Consider Mike's usual C/D example:

Sincere rankings are

33: A>B
32: B>A
34: C

In DSC, {AB} is affirmed with a strength of 65. Then A wins because it's supported by one more voter than B. If the A-voters try to defect by voting only for A, that reduces the strength of {AB} to 32 so that C wins. Similarly, if the B-voters try to defect by voting only for B, that reduces the strength of {AB} to 33 so that C still wins.

If all the clones are in the Smith set, this Smith,D*C resists clones. However, it might be possible to set up an example where only some of the clones are in the Smith set. I'm not sure.

One could also make an ICT analog. Call the ICT version of the Smith set, ISmith.
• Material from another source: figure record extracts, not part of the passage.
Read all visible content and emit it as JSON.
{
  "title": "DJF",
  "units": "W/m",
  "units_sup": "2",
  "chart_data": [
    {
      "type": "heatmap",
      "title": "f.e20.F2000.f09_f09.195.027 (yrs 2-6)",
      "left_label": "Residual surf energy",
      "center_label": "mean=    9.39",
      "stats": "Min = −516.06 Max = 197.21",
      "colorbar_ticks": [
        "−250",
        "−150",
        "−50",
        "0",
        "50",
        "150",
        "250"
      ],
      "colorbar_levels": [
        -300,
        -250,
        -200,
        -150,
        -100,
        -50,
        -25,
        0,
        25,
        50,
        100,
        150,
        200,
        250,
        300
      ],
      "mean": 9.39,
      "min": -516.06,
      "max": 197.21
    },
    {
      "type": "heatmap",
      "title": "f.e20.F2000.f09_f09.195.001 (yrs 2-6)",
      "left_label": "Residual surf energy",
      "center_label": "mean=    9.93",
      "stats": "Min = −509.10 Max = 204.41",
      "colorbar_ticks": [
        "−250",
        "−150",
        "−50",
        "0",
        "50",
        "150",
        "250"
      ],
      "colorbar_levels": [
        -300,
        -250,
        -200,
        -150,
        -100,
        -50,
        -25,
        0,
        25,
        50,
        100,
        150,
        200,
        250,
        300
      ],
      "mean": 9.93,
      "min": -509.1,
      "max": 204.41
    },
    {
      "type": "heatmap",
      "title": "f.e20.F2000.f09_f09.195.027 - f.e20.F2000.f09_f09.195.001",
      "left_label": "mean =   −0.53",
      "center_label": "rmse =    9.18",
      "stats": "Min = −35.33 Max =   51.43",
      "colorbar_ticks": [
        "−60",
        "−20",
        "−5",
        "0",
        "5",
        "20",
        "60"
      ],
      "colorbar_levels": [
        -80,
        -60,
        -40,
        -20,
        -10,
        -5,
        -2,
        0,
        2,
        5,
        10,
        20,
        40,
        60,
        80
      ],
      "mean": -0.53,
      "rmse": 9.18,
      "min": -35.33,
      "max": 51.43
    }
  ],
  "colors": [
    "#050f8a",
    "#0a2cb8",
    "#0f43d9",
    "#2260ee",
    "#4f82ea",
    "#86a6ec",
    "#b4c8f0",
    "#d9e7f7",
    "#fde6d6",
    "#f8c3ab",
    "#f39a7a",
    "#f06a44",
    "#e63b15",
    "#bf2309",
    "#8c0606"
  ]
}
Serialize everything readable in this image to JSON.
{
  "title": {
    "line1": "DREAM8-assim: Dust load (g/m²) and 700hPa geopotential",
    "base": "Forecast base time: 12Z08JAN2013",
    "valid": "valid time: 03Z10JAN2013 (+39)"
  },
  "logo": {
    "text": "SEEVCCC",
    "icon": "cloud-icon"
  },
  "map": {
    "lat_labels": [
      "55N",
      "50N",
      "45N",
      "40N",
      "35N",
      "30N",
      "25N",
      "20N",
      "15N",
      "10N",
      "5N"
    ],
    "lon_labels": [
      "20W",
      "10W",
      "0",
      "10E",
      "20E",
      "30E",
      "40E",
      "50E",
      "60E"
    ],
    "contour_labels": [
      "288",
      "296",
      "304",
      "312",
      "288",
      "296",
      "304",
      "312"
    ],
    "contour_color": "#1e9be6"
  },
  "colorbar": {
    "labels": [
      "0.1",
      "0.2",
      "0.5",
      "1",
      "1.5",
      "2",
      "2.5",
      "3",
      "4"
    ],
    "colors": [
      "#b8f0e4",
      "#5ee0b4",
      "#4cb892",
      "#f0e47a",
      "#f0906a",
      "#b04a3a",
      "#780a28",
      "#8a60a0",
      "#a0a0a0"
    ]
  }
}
Then ISmith,DSC and ISmith,DAC could be constructed.

Also note that one pays a bit for the resistance in that the method no longer picks the optimal candidate when faced with sincere votes that happen to look like a partial defection. That is, if voters sincerely mean that:

33: A>B (33 prefer A to B and both to C)
32: B   (32 like B alone)
34: C   (34 like B alone)

then it won't elect B. That's unavoidable: the method can't read the voters' minds, so it can either elect B in the case above (which would mean it isn't resistant to C/D), or it can elect someone else (in which case, it is, but fails to pick the optimal "sincere" winner).

In picking A instead of C, it might even support the "count all candidates ranked above the winner as Approved" modification.

I suspect that Smith,IRV (and also Alternative Smith) resists C/D (but it's not monotone and has all the problems IRV has within the Smith set. I also have a vague suspicion that you can't have ISmith (ICT, ICA, etc) and clone independence, but I don't know that for sure.